Chief Justice of Myanmar
- Incumbent
- Assumed office 30 March 2011
- Appointed by: Thein Sein
- Preceded by: Aung Toe

Deputy Chief Justice of Myanmar
- In office 2007–2011

Personal details
- Born: 28 July 1956 (age 69) Burma
- Spouse: Aye Aye Thein
- Education: B.A. (Law), LL.B (1979) (Rangoon University)
- Occupation: Lawyer

Military service
- Allegiance: Myanmar
- Branch/service: Myanmar Army
- Commands: Southwest Command (1981-1989) Major, Military Advocate General Office (1990-1994)

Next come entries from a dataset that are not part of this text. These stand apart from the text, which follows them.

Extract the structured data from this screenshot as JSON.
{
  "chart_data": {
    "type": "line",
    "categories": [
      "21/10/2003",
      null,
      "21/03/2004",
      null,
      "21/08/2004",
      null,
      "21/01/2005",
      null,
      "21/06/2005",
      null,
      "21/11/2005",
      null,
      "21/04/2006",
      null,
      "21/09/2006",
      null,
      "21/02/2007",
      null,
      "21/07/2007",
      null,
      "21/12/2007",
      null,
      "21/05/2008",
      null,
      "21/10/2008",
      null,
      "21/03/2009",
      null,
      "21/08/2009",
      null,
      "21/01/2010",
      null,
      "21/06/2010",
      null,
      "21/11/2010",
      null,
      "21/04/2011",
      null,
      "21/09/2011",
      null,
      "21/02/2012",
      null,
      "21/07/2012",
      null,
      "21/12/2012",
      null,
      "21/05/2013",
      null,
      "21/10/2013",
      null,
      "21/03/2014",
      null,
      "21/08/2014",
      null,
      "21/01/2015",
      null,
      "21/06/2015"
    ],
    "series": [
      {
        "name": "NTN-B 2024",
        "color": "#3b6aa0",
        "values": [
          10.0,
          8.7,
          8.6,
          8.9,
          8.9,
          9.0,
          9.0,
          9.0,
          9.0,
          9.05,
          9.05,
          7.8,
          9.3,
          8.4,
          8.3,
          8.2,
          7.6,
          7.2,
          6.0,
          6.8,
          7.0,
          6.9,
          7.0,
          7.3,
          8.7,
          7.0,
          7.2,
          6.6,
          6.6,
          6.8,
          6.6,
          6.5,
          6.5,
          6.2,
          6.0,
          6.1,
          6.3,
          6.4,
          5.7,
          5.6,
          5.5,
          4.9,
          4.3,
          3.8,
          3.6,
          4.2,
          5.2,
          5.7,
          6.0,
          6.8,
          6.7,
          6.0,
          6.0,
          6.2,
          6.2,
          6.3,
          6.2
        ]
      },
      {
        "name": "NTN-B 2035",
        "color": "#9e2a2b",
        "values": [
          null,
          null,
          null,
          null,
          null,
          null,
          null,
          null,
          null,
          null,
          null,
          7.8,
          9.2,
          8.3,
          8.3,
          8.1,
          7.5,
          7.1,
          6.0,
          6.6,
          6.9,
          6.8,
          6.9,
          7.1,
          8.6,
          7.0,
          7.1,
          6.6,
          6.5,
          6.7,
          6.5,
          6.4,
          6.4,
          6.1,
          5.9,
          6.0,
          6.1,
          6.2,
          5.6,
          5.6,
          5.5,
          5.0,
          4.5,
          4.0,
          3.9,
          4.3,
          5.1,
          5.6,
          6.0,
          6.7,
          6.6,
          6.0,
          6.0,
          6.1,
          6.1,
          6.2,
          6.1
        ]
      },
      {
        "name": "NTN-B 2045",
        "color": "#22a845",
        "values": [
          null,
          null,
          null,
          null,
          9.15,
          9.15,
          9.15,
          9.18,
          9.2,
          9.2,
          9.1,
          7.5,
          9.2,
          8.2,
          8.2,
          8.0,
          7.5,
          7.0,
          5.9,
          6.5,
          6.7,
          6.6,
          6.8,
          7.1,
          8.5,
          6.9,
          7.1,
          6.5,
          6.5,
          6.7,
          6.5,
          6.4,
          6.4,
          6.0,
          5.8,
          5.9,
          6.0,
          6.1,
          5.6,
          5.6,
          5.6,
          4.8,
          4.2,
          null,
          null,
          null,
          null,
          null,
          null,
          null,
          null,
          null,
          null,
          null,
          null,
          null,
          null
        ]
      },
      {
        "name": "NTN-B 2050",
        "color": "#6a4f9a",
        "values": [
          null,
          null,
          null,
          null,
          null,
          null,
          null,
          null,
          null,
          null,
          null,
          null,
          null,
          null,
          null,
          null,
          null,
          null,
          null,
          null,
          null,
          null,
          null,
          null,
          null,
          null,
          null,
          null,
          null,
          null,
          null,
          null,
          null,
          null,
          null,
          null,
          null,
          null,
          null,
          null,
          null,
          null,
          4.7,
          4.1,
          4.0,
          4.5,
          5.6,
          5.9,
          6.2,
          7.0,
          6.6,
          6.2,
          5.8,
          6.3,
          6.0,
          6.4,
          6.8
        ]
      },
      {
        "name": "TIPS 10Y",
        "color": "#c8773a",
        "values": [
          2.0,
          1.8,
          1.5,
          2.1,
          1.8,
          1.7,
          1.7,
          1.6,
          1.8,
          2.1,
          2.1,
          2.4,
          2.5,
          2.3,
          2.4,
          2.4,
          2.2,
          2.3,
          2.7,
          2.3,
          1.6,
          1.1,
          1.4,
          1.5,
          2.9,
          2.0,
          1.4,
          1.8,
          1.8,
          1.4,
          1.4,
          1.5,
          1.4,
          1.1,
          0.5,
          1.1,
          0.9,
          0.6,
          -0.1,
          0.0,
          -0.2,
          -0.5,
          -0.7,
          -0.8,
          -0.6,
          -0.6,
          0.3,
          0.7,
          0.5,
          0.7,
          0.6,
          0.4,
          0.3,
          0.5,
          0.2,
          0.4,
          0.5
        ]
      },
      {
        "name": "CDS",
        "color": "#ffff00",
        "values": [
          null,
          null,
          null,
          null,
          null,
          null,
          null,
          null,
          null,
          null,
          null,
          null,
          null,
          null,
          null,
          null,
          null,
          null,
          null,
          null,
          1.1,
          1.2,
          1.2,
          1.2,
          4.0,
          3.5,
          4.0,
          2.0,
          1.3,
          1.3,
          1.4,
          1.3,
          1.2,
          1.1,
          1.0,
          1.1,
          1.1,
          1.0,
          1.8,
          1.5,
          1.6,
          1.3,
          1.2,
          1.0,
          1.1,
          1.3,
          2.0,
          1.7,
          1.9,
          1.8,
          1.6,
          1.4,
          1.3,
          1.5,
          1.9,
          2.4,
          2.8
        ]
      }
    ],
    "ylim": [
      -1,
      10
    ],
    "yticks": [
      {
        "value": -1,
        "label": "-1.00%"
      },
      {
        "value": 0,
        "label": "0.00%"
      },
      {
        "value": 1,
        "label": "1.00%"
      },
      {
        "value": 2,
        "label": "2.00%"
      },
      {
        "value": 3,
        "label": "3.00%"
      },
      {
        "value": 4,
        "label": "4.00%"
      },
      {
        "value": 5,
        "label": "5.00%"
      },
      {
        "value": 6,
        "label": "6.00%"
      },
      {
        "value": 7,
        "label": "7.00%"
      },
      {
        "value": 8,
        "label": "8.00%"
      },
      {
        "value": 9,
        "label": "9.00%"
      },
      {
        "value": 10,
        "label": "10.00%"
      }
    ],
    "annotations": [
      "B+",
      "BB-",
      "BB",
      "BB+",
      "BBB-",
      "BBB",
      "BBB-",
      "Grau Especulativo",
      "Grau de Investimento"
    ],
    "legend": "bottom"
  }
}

= Htun Htun Oo (chief justice) =

Chief Justice of Myanmar (2011–present)

Htun Htun Oo (ထွန်းထွန်းဦး; also spelt Tun Tun Oo; born 28 July 1956) is the Chief Justice of the Supreme Court of Myanmar (Burma). He was nominated by President Thein Sein to the post in February 2011. He previously served as captain in the Southwestern Regional Command of the Myanmar Army from 1981 to 1989, and held the posts of Military Advocate General (1990-1994) and Deputy Chief Justice (2007-2011).

== Personal Sanctions ==
On 31 January 2022, the U.S. Department of the Treasury added Htun Tun Oo to its Specially Designated Nationals (SDN) list.

On 8 November 2022, the European Council adopted a decision placing restrictive measures against a number of junta-appointed officials who actively participate in efforts to legitimize the junta and actively undermine democracy and stability in Myanmar, including Htun Htun Oo. It was stated that he as the junta-backed Chief Justice has participated in number of unfair trials against pro-democracy activists and opposition actors using the full power of justice system to commit acts of oppression.